In The Plaza Gate, Khalifeh characterizes women’s participation in the armed struggle as reflecting a sense of inferiority when compared to the actions of their male counterparts, argued Prof. Hanna. Thus, “In this sense, again to support this kind of argument, Khalifeh’s female characters react more instinctively, unaware of their status, she said. “… The fact that Khalifeh used these four women from within their private space of the house of ill repute and they are trying to transcend, to go beyond, to turn the corner and participate in the fight from that house using kitchen utensils is quite powerful at the end of the novel since she’s trying to just show how desperate they are to literally cross the borders, cross the boundaries between the private and the public.”
However, patriarchal dominance is “incompletely challenged” by the women and “the transformation of women’s roles in the name of community survival is exceptional and temporary,” Prof. Hanna argued.
Throughout the lecture she implicitly supported only the perspective of the Palestinian resistance against Israelis, using words like “community survival” and “national crisis” to describe the First Intifada; Prof. Hanna, a native Arabic speaker who received her B.A. from the Syrian Al-Baath University, did not reflect on the First Intifada’s death toll nor the continuing culture of death promoted by Palestinian leaders under both Fatah and Hamas.

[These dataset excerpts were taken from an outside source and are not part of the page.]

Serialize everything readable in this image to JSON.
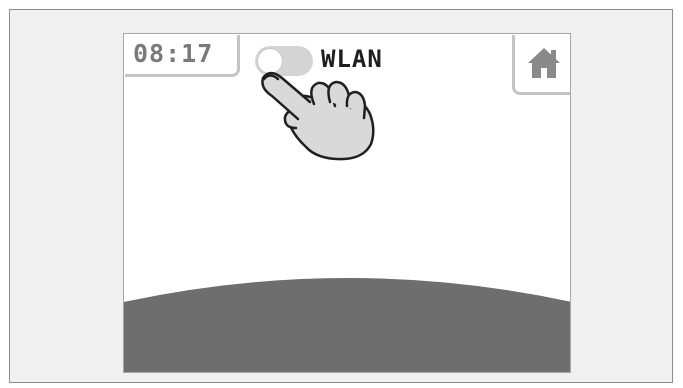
{
  "status_bar": {
    "time": "08:17"
  },
  "wlan": {
    "label": "WLAN",
    "enabled": false
  },
  "icons": {
    "home": "home-icon",
    "gesture": "tap-hand-icon"
  },
  "colors": {
    "ground": "#6e6e6e",
    "frame_background": "#f0f0f0",
    "toggle_off": "#d4d4d4",
    "text": "#1e1e1e",
    "icon": "#8a8a8a"
  }
}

An audience member did speak to the latter during the question and answer session, albeit favorably. She contended that there would be no times of peace as long as Palestine is occupied, said women had become heads of the house in men’s absence, and described how Palestinian girls receive similar martyrdom honors to that of boys, with posters of them and shops and babies named after the dead girl.
Unfortunately, the indoctrination of Palestinian children to prefer martyrdom, or shahada, in the service of Allah, continues to this day.

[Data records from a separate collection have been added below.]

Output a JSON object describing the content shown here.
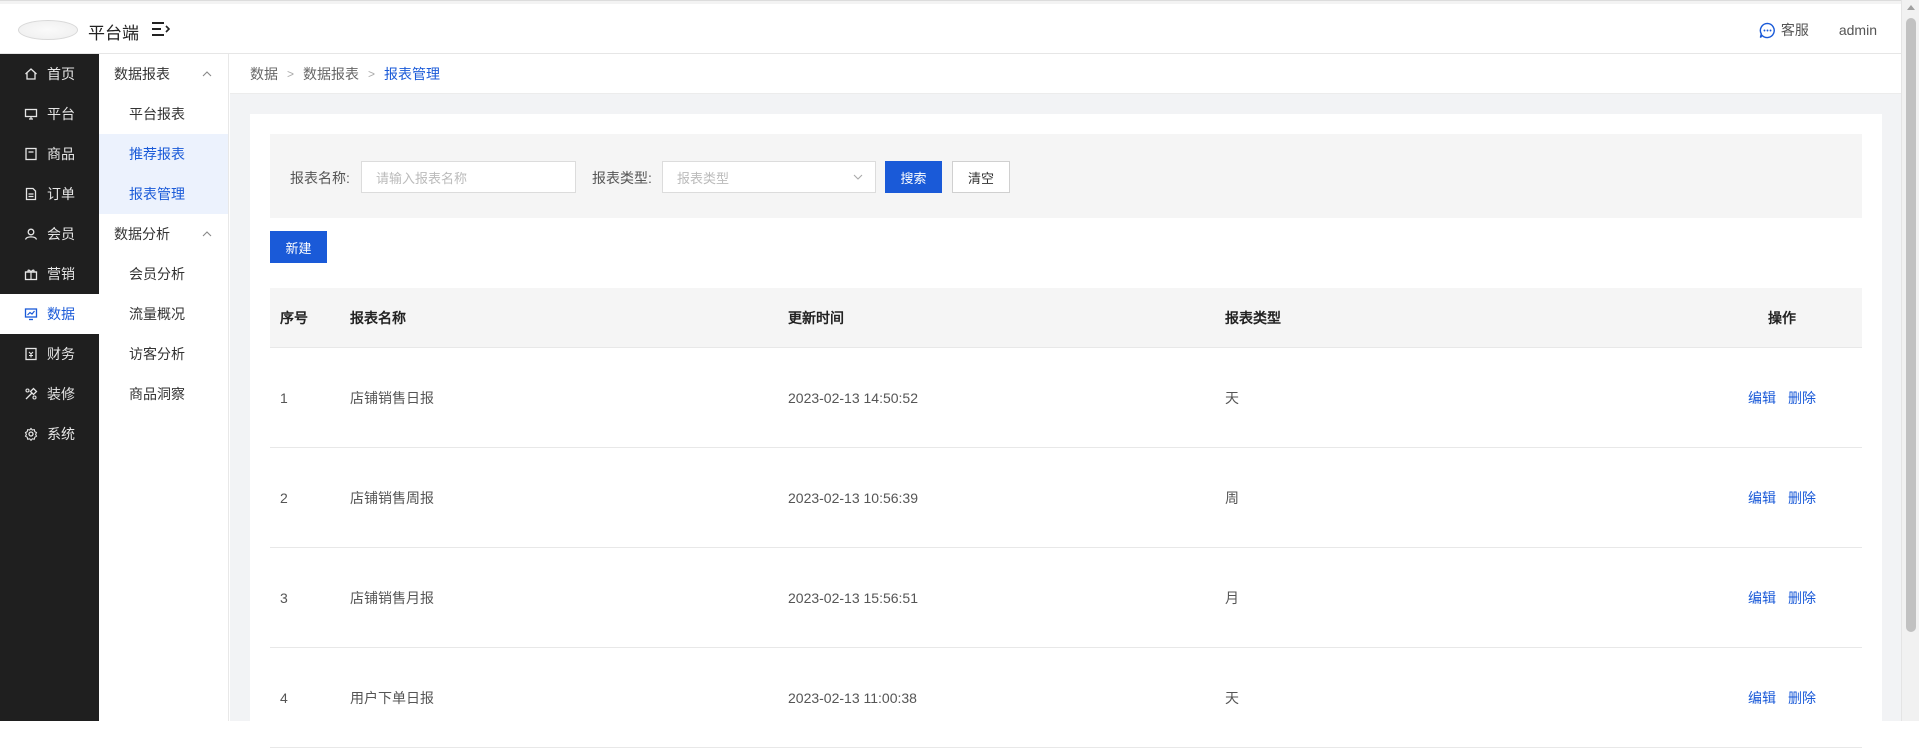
{
  "header": {
    "brand": "平台端",
    "kefu_label": "客服",
    "user": "admin"
  },
  "sidebar": {
    "items": [
      {
        "label": "首页",
        "icon": "home-icon",
        "active": false
      },
      {
        "label": "平台",
        "icon": "monitor-icon",
        "active": false
      },
      {
        "label": "商品",
        "icon": "goods-icon",
        "active": false
      },
      {
        "label": "订单",
        "icon": "order-icon",
        "active": false
      },
      {
        "label": "会员",
        "icon": "member-icon",
        "active": false
      },
      {
        "label": "营销",
        "icon": "gift-icon",
        "active": false
      },
      {
        "label": "数据",
        "icon": "chart-icon",
        "active": true
      },
      {
        "label": "财务",
        "icon": "finance-icon",
        "active": false
      },
      {
        "label": "装修",
        "icon": "decorate-icon",
        "active": false
      },
      {
        "label": "系统",
        "icon": "settings-icon",
        "active": false
      }
    ]
  },
  "subnav": {
    "group1": "数据报表",
    "group1_items": [
      "平台报表",
      "推荐报表",
      "报表管理"
    ],
    "group2": "数据分析",
    "group2_items": [
      "会员分析",
      "流量概况",
      "访客分析",
      "商品洞察"
    ]
  },
  "breadcrumb": [
    "数据",
    "数据报表",
    "报表管理"
  ],
  "filter": {
    "name_label": "报表名称:",
    "name_placeholder": "请输入报表名称",
    "type_label": "报表类型:",
    "type_placeholder": "报表类型",
    "search_btn": "搜索",
    "clear_btn": "清空"
  },
  "new_btn": "新建",
  "table": {
    "headers": [
      "序号",
      "报表名称",
      "更新时间",
      "报表类型",
      "操作"
    ],
    "rows": [
      {
        "idx": "1",
        "name": "店铺销售日报",
        "time": "2023-02-13 14:50:52",
        "type": "天"
      },
      {
        "idx": "2",
        "name": "店铺销售周报",
        "time": "2023-02-13 10:56:39",
        "type": "周"
      },
      {
        "idx": "3",
        "name": "店铺销售月报",
        "time": "2023-02-13 15:56:51",
        "type": "月"
      },
      {
        "idx": "4",
        "name": "用户下单日报",
        "time": "2023-02-13 11:00:38",
        "type": "天"
      }
    ],
    "edit_label": "编辑",
    "delete_label": "删除"
  },
  "colors": {
    "accent": "#1a5ad8",
    "sidebar_bg": "#1f1f1f"
  }
}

As Itamar Marcus and Barbara Crook write for Palestinian Media Watch on January 25 of this year, “A Hamas TV program for children is once again promoting Shahada—Martyrdom for Allah—as a positive goal for kids.”
“In the most recent episode of the show Tomorrow’s Pioneers, the child host asks a 10-year-old girl who phones into the program whether she had been afraid of dying during the 2009 Gaza War,” they write.

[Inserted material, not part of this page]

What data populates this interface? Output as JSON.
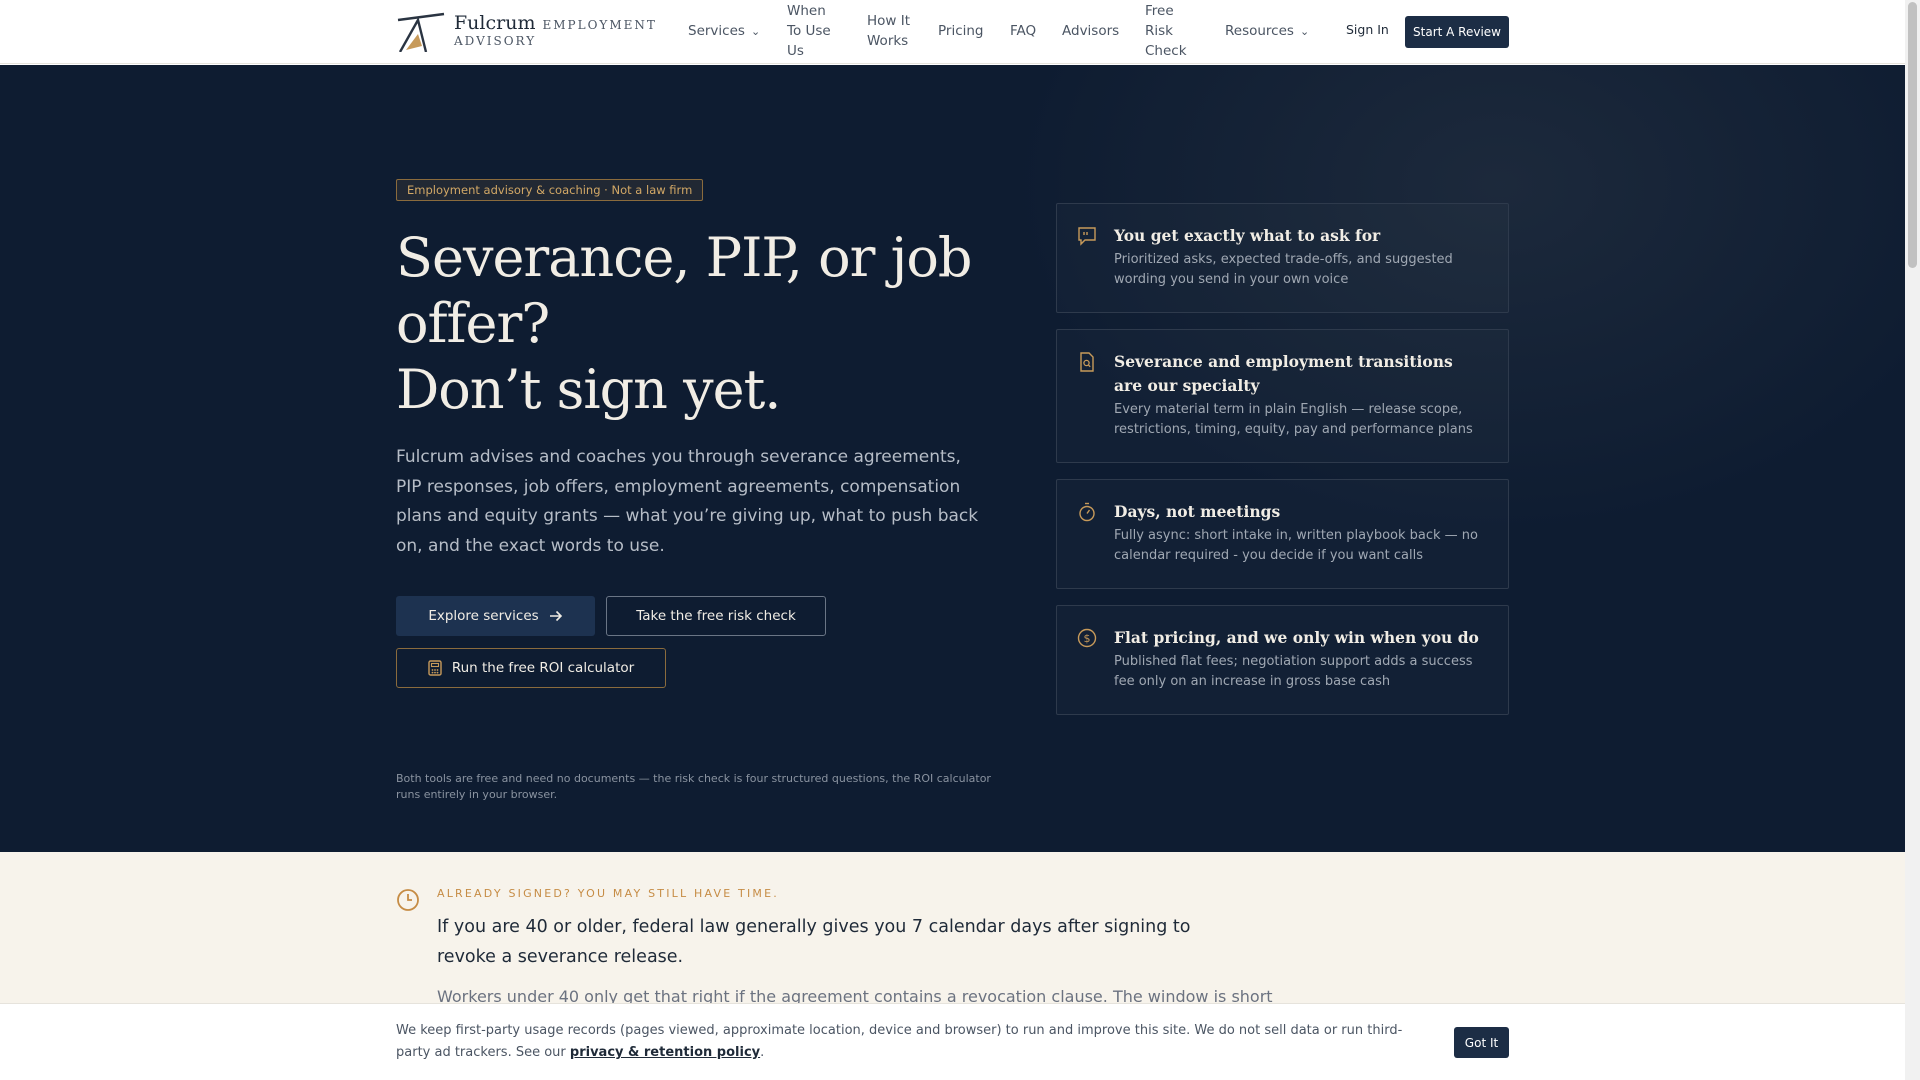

As Daniel Pipes described back in 2001, during the Second Intifada, “[Palestinian Authority] PA television harps constantly on this message [promoting suicide bombing].” He continues, “On the Children’s Club (a Sesame Street-like children’s program), a young boy sings: ‘When I wander into Jerusalem, I will become a suicide bomber’” (emphasis in original).
“A repeatedly shown television clip calls on children to ‘Drop your toys. Pick up rocks.’ In another, the words to a children’s song go: ‘How pleasant is the smell of martyrs, how pleasant the smell of land, the land enriched by the blood, the blood pouring out of a fresh body.’”
Apparently the urge for “martyrdom” has expanded age boundaries as well.
Bethany Stotts is a staff writer at Accuracy in Academia.